J'ai regardé le dessin avec regret. Lindir a encore observé l'hologramme. Fait tourner la lame dans tous les sens en marmonnant et fronçant les sourcils.
- Je peux faire certaines parties. Les chaînes et le mécanisme interne de "rappel" comme tu l'as appelé. Mais, il te faut un acier bien spécifique et un savoir-faire particulier pour la lame. Je ne le possède pas Maliha.
- Je vois...
J'ai soupiré en regardant le sol, Lindir avait su fabriquer une arme à feu, mais ne savait pas faire une épée légèrement sophistiquée... Je n'y connaît rien en forgeage et je ne savais pas comment l'aider...
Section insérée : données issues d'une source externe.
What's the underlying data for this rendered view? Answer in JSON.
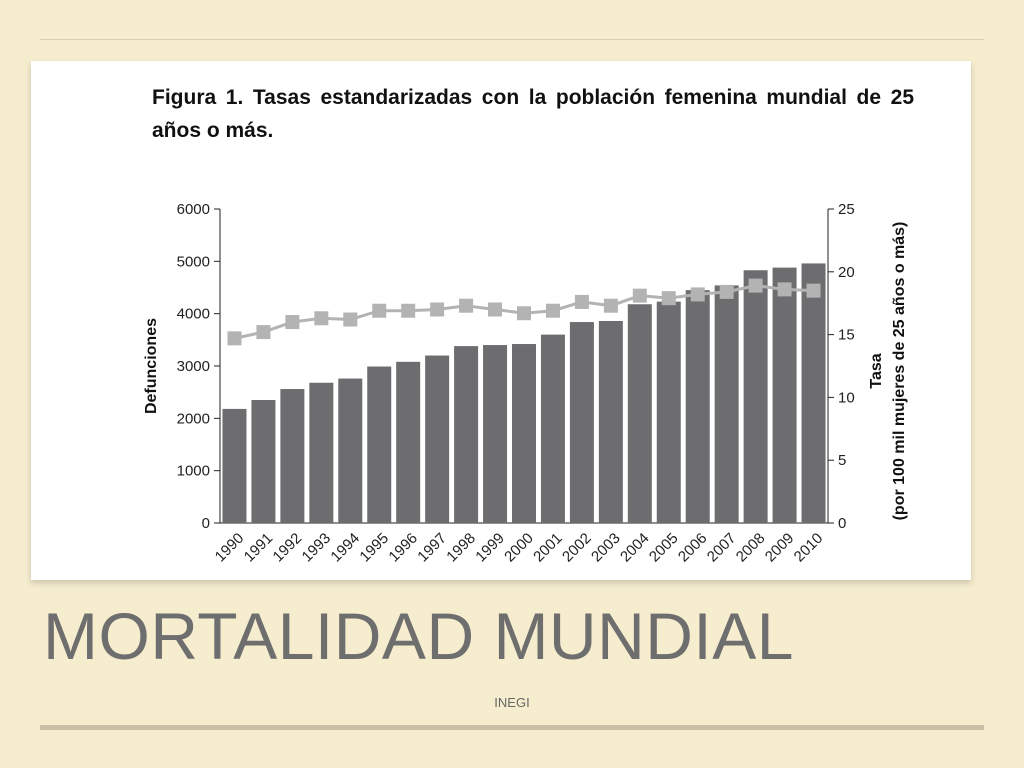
{
  "slide": {
    "title": "MORTALIDAD MUNDIAL",
    "footer": "INEGI"
  },
  "figure": {
    "caption": "Figura 1. Tasas estandarizadas con la población femenina mundial de 25 años o más."
  },
  "chart_data": {
    "type": "bar+line",
    "title": "Figura 1. Tasas estandarizadas con la población femenina mundial de 25 años o más.",
    "categories": [
      "1990",
      "1991",
      "1992",
      "1993",
      "1994",
      "1995",
      "1996",
      "1997",
      "1998",
      "1999",
      "2000",
      "2001",
      "2002",
      "2003",
      "2004",
      "2005",
      "2006",
      "2007",
      "2008",
      "2009",
      "2010"
    ],
    "series": [
      {
        "name": "Defunciones",
        "kind": "bar",
        "axis": "left",
        "color": "#6d6d70",
        "values": [
          2180,
          2350,
          2560,
          2680,
          2760,
          2990,
          3080,
          3200,
          3380,
          3400,
          3420,
          3600,
          3840,
          3860,
          4180,
          4230,
          4450,
          4540,
          4830,
          4880,
          4960
        ]
      },
      {
        "name": "Tasa",
        "kind": "line",
        "axis": "right",
        "color": "#b3b3b3",
        "values": [
          14.7,
          15.2,
          16.0,
          16.3,
          16.2,
          16.9,
          16.9,
          17.0,
          17.3,
          17.0,
          16.7,
          16.9,
          17.6,
          17.3,
          18.1,
          17.9,
          18.2,
          18.4,
          18.9,
          18.6,
          18.5
        ]
      }
    ],
    "ylabel_left": "Defunciones",
    "ylim_left": [
      0,
      6000
    ],
    "yticks_left": [
      "0",
      "1000",
      "2000",
      "3000",
      "4000",
      "5000",
      "6000"
    ],
    "ylabel_right_line1": "Tasa",
    "ylabel_right_line2": "(por 100 mil mujeres de 25 años o más)",
    "ylim_right": [
      0,
      25
    ],
    "yticks_right": [
      "0",
      "5",
      "10",
      "15",
      "20",
      "25"
    ],
    "grid": false,
    "legend": "none"
  }
}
- Écoute, je connais une personne capable de te forger ça, une seule.
- Qui ?
Il regarde encore la lame quelques secondes en faisant des signes de confirmation de la tête.
- Myrimir de Lórien. La forgeronne de Caras Galadhon. Elle, elle pourrait te forger cette lame. Il lui faudra du temps, beaucoup de temps, mais elle seule en est capable.
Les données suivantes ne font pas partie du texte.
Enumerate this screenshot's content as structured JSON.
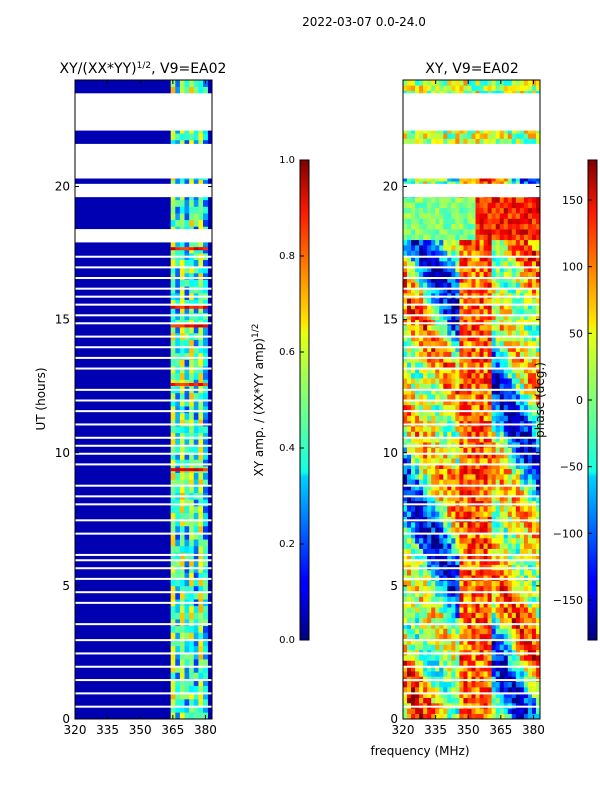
{
  "figure_title": "2022-03-07 0.0-24.0",
  "chart_data": [
    {
      "type": "heatmap",
      "title": "XY/(XX*YY)",
      "title_power": "1/2",
      "title_suffix": ", V9=EA02",
      "ylabel": "UT (hours)",
      "xlabel": "",
      "xlim": [
        320,
        383
      ],
      "ylim": [
        0,
        24
      ],
      "xticks": [
        "320",
        "335",
        "350",
        "365",
        "380"
      ],
      "yticks": [
        "0",
        "5",
        "10",
        "15",
        "20"
      ],
      "colorbar": {
        "label": "XY amp. / (XX*YY amp)",
        "label_power": "1/2",
        "range": [
          0.0,
          1.0
        ],
        "ticks": [
          "0.0",
          "0.2",
          "0.4",
          "0.6",
          "0.8",
          "1.0"
        ],
        "colormap": "jet"
      },
      "data_gaps_hours": [
        [
          17.9,
          18.4
        ],
        [
          19.6,
          20.1
        ],
        [
          20.3,
          21.6
        ],
        [
          22.1,
          23.5
        ]
      ],
      "flagged_rows_hours": [
        0.5,
        1.0,
        1.5,
        2.0,
        2.5,
        3.0,
        3.6,
        4.4,
        4.8,
        5.3,
        5.7,
        6.0,
        6.2,
        7.0,
        7.5,
        8.1,
        8.4,
        8.8,
        9.6,
        10.0,
        10.3,
        10.6,
        11.1,
        11.6,
        12.0,
        12.4,
        13.2,
        13.6,
        14.0,
        14.4,
        14.9,
        15.2,
        15.6,
        15.9,
        16.2,
        16.6,
        17.0,
        17.4
      ],
      "bright_band_mhz": [
        364,
        381
      ],
      "bright_band_value": 0.45,
      "background_value": 0.05
    },
    {
      "type": "heatmap",
      "title": "XY, V9=EA02",
      "ylabel": "",
      "xlabel": "frequency (MHz)",
      "xlim": [
        320,
        383
      ],
      "ylim": [
        0,
        24
      ],
      "xticks": [
        "320",
        "335",
        "350",
        "365",
        "380"
      ],
      "yticks": [
        "0",
        "5",
        "10",
        "15",
        "20"
      ],
      "colorbar": {
        "label": "phase (deg.)",
        "range": [
          -180,
          180
        ],
        "ticks": [
          "−150",
          "−100",
          "−50",
          "0",
          "50",
          "100",
          "150"
        ],
        "tick_values": [
          -150,
          -100,
          -50,
          0,
          50,
          100,
          150
        ],
        "colormap": "jet"
      },
      "data_gaps_hours": [
        [
          19.6,
          20.1
        ],
        [
          20.3,
          21.6
        ],
        [
          22.1,
          23.5
        ]
      ],
      "flagged_rows_hours": [
        0.5,
        1.0,
        1.5,
        2.0,
        2.5,
        3.0,
        3.6,
        4.4,
        4.8,
        5.3,
        5.7,
        6.0,
        6.2,
        7.0,
        7.5,
        8.1,
        8.4,
        8.8,
        9.6,
        10.0,
        10.3,
        10.6,
        11.1,
        11.6,
        12.0,
        12.4,
        13.2,
        13.6,
        14.0,
        14.4,
        14.9,
        15.2,
        15.6,
        15.9,
        16.2,
        16.6,
        17.0,
        17.4
      ]
    }
  ]
}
- Alors j'irai voir cette Myrimir.
- Je viendrai avec toi. Il y a beaucoup de travail, je pourrais l'aider avec le reste.
- Parfait.
- Maliha, je ne suis pas certain qu'elle en soit capable. Je n'ai jamais vu une telle lame. Nordeline était déjà très grande et épaisse, il a été dure de la former, alors celle-ci... En deux parties, avec ses courbes, je ne te garantis pas que Myrimir y arrivera, mais si elle ne le peut pas, personne ne le pourra.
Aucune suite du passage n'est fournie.